In fact, two of Rooms To Go’s sales representatives recently resigned so that they could access their 401(k) plans, Garcia said.
In such dire situations, there’s little an HR executive can do, Garcia says. But generally she tries to make sure that when employees come to her about taking out a loan, they understand the consequences, she says.
Plan sponsors and providers must be sympathetic to employees’ needs versus wants, Cameron says. While they want to make sure workers understand the implications of taking out a loan from their retirement savings, some workers have good reason for needing that money immediately.
But for employees who just want to increase the amount of cash available, Cameron and Watha try to convince them not to stop contributing to their plans. "A lot of people think they will go back to contributing after a year, but often they don’t do that."
Because of the economic downturn, Rooms To Go has delayed plans to automatically enroll employees into its 401(k) plan. "We have warehouse workers who make $10 to $12 an hour, and if they see $50 out of their paychecks, they are going to really feel that," she says. "We may look at it again a year from now."

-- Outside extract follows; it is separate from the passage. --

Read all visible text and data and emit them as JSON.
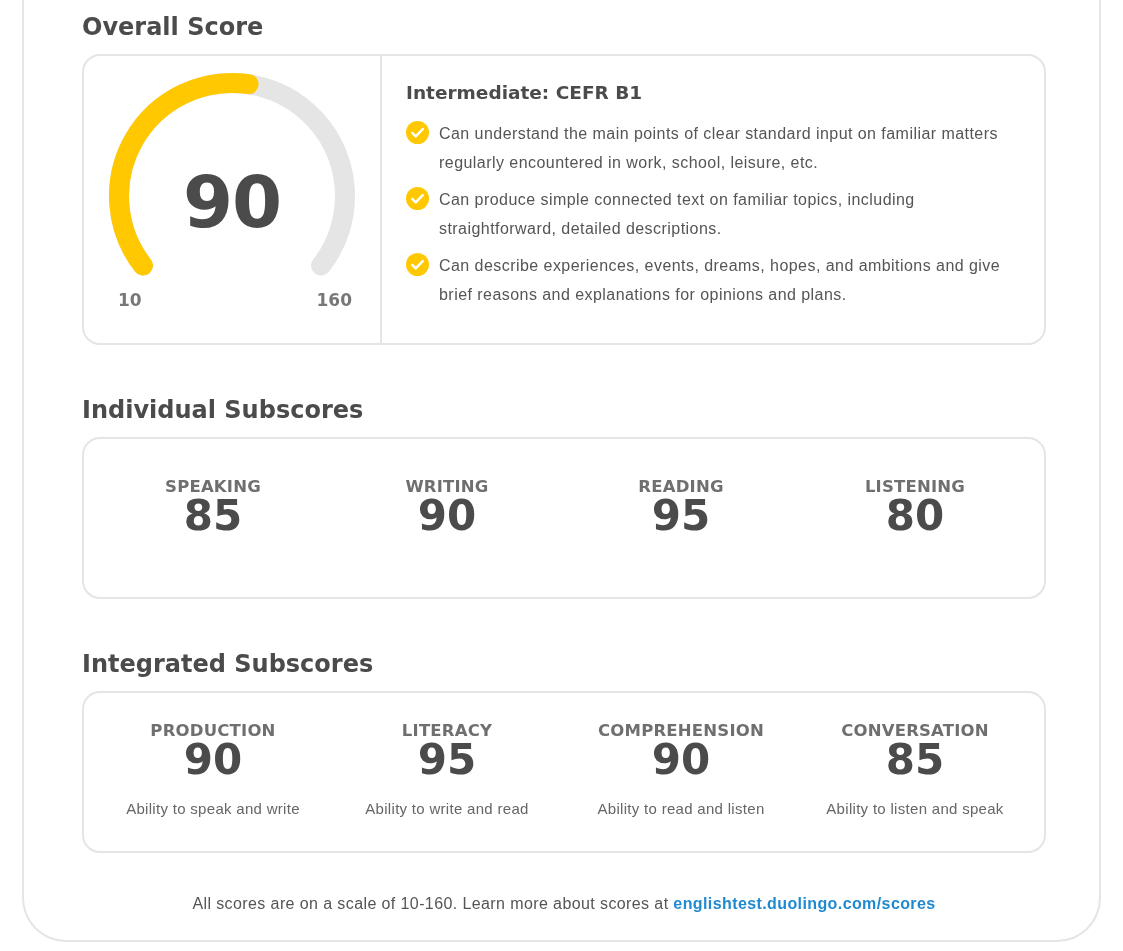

Some companies don’t want to start a conversation about stock-market volatility with plan participants if they aren’t hearing any concerns from them.
"We don’t want to cause an issue if there isn’t one," says Laurie Augustyn-Fier, director of compensation benefits and HRIS at NES Rentals, a Chicago-based provider of construction and industrial rental equipment.
Some plan sponsors are wary of communicating about a recession for fear of being sued, says Ethan Kra, chief actuary for retirement at Mercer.
Companies may think if they tell employees there is going to be a recession and there isn’t one, employees might come back and say the company misled them, he says. "It’s dangerous in this litigious society," Kra says.